# Wings!!



## Nor-tah (Dec 16, 2007)

Chicken wings are one of my top five favorite foods. I eat them whenever I can and must say that nothing I have tried comes even close to the Totonka sauce/wings at the Wing Coop on Wasatch blvd.

I made some tonight that weren't half bad though, heres the recipe.

-8 wings, sectioned into drums and wings (16 pieces).
-1 cup flour
-Salt and pepper
-1 Tbs Tony Cacheres (any creole seasoning will work)

Sauce
-1/4 cup Lousiana Hot sauce (Pretty mild, another 1/8 cup for medium)
-1 cup butter
-1 tsp Garlic Powder
-1 Tbs Brown Sugar

Combine flour, salt and pepper, and creole seasoning in a large bowl. Toss the wings with the flour mixture until well coated. VERY IMPORTANT refrigerate wings in a covered bowl for AT LEAST 60 minutes. This will help make the skin crispy. 

In a sauce pan melt the butter, add the hot sauce, garlic powder and the brown sugar. Keep on low.

After an hour, heat peanut oil in a large pan until it reaches 375* Fry the wings 10-12 minutes or until brown. 

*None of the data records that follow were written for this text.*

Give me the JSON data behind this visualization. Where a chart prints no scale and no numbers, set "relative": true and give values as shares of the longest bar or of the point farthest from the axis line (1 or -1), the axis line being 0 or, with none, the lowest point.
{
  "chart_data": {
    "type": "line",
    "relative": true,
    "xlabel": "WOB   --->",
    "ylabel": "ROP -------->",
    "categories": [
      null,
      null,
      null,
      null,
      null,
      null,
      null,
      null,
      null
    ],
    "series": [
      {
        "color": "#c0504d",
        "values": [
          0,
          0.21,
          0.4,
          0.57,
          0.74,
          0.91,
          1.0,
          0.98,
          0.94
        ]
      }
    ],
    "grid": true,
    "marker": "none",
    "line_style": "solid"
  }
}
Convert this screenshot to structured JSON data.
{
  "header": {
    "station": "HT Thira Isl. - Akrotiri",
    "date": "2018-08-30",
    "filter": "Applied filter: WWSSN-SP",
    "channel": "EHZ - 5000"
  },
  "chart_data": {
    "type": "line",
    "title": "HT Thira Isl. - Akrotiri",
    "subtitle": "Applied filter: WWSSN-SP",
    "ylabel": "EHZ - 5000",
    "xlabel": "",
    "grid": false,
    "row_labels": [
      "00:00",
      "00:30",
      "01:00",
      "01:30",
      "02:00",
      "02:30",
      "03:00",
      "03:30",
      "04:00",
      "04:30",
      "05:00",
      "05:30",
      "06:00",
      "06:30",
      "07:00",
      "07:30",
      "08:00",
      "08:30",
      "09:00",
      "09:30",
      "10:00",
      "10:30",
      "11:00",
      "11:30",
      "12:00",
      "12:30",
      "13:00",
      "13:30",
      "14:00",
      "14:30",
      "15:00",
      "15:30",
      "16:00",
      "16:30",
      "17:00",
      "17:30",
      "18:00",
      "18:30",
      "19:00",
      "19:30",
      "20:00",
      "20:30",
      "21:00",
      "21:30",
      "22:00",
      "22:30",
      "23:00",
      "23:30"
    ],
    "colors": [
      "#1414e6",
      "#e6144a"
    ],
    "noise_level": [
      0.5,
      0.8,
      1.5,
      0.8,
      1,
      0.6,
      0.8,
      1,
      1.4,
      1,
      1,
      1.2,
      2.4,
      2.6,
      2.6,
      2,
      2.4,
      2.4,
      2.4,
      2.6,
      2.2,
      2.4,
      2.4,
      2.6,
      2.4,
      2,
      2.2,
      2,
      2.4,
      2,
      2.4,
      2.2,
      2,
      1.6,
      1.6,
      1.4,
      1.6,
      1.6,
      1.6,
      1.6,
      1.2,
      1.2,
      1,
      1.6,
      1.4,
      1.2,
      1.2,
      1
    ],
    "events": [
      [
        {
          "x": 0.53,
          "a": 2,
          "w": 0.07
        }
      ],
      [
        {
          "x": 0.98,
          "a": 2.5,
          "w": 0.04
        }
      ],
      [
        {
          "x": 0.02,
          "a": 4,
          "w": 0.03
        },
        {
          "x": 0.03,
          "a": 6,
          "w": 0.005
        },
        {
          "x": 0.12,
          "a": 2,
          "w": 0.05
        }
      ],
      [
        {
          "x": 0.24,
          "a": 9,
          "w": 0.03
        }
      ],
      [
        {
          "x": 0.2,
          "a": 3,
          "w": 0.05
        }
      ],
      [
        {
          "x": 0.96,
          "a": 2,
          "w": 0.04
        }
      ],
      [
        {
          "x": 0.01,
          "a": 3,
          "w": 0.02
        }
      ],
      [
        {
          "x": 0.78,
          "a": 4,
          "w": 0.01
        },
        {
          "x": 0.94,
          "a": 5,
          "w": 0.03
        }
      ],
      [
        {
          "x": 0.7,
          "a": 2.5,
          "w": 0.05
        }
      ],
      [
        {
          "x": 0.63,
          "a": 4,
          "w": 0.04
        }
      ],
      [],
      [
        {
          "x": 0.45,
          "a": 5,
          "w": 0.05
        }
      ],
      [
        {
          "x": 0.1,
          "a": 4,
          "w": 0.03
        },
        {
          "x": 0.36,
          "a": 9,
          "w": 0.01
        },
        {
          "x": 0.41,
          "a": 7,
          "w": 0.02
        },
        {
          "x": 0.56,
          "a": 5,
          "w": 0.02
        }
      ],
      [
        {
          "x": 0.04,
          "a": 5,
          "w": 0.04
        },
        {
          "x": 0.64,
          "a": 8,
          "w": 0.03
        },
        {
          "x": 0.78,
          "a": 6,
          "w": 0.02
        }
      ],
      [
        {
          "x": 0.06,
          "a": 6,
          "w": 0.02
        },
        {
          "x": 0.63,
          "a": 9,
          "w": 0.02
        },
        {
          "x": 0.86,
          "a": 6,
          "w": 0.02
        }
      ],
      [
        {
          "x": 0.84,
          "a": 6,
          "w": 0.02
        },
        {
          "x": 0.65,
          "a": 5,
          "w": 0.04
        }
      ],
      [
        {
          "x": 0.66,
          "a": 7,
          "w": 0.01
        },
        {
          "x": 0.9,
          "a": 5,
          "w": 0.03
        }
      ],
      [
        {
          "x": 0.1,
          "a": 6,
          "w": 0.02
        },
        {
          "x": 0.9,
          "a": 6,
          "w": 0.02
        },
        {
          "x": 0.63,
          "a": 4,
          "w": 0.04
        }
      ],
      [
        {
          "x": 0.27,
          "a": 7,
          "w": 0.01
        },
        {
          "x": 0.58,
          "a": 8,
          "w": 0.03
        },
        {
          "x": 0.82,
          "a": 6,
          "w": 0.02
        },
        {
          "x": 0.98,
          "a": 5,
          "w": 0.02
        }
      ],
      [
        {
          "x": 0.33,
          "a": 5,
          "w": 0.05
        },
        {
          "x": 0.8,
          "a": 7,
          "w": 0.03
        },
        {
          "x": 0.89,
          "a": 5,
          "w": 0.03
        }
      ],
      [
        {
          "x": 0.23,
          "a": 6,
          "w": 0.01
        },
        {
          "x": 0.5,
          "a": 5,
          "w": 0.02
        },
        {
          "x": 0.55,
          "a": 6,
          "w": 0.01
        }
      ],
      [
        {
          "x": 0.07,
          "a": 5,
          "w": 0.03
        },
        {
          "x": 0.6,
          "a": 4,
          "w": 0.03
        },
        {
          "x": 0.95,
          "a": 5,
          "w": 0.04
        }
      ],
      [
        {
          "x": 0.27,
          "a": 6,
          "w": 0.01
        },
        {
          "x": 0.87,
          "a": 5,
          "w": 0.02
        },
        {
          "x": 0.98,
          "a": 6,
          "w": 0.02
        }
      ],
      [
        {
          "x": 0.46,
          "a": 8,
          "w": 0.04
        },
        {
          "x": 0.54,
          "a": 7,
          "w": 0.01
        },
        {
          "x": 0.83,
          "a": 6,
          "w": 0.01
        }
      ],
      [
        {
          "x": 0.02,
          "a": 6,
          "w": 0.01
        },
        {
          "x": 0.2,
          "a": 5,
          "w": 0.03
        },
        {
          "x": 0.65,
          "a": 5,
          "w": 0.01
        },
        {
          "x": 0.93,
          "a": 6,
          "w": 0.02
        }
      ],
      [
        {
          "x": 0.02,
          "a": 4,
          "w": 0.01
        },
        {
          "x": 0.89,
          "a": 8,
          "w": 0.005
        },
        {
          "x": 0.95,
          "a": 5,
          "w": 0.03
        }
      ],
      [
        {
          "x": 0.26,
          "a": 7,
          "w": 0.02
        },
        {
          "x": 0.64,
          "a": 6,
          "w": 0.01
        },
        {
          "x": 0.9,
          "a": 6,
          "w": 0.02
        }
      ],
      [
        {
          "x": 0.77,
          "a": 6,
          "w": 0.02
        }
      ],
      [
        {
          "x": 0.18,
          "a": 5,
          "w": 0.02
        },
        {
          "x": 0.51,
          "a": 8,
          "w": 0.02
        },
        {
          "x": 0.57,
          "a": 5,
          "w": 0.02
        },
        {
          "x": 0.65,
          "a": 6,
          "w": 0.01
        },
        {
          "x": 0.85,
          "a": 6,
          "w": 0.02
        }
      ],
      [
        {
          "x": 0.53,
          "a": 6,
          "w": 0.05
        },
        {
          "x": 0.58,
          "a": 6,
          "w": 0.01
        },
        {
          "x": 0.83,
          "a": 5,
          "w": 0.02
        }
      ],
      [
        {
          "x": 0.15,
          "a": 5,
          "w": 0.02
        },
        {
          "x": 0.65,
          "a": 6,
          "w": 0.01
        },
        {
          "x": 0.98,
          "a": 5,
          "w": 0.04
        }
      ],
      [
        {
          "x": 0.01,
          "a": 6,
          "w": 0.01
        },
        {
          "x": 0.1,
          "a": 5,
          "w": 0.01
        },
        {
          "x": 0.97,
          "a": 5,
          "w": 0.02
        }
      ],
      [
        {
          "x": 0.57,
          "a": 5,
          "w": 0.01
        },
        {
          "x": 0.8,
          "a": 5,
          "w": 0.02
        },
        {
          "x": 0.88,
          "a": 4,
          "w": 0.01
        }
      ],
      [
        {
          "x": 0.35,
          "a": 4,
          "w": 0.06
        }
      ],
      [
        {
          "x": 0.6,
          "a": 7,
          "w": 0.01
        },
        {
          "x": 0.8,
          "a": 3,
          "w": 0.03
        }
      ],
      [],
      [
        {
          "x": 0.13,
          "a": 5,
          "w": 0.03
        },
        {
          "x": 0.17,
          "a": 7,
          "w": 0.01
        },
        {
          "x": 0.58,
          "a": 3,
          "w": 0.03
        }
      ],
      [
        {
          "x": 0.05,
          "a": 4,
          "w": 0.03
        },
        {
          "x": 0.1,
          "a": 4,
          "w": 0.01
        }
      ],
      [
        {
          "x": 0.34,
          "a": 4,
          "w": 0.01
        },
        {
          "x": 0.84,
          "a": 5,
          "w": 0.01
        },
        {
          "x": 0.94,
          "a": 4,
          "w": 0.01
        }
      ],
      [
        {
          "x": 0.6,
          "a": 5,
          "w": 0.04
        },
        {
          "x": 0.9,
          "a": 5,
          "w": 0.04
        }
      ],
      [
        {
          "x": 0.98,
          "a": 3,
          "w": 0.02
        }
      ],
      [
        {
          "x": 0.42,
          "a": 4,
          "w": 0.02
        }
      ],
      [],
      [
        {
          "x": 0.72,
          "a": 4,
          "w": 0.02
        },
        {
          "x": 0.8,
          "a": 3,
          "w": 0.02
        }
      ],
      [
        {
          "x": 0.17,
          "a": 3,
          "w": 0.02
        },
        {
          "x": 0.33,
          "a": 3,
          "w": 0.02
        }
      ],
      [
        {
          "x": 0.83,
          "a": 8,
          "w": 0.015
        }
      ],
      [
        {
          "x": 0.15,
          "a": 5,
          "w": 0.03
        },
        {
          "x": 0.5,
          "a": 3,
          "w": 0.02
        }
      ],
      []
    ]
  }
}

Toss in a bowl with sauce and serve. Not too shabby, even if I do say so myself.


----------



## idiot with a bow (Sep 10, 2007)

Wing coop is the best place on the planet. I either want to die there or on the summit of Everest. I love the Habenero wings they have as well. Nice work Nor-Tah and god bless the wing coop...


----------



## BERG (Dec 4, 2007)

Nor-tah, 

Will you please invite us over for some wings?  Reading that made me hungry, and idiot has been going without food for weeks. He lost all of his money in our fantasy football league. So, please take pity on two poor souls who need some help. I will bring the beverages...Tree and fatbass want to come too.


----------



## Nor-tah (Dec 16, 2007)

Haha The next time we have a get together i'll bring the fryer and a couple dozen wings!! My apt is a little small for a get together and the wife might kick me out!!


----------



## BERG (Dec 4, 2007)

Nor-tah said:


> Haha The next time we have a get together i'll bring the fryer and a couple dozen wings!! My apt is a little small for a get together and the wife might kick me out!!


How about you bring the fryer, and I'll bring about 20 dozen wings. A couple dozen? You silly man...idiot can eat a couple dozen in just a few seconds. He's like a shop-vac in that regard.


----------



## Nor-tah (Dec 16, 2007)

Thats a deal right there.


----------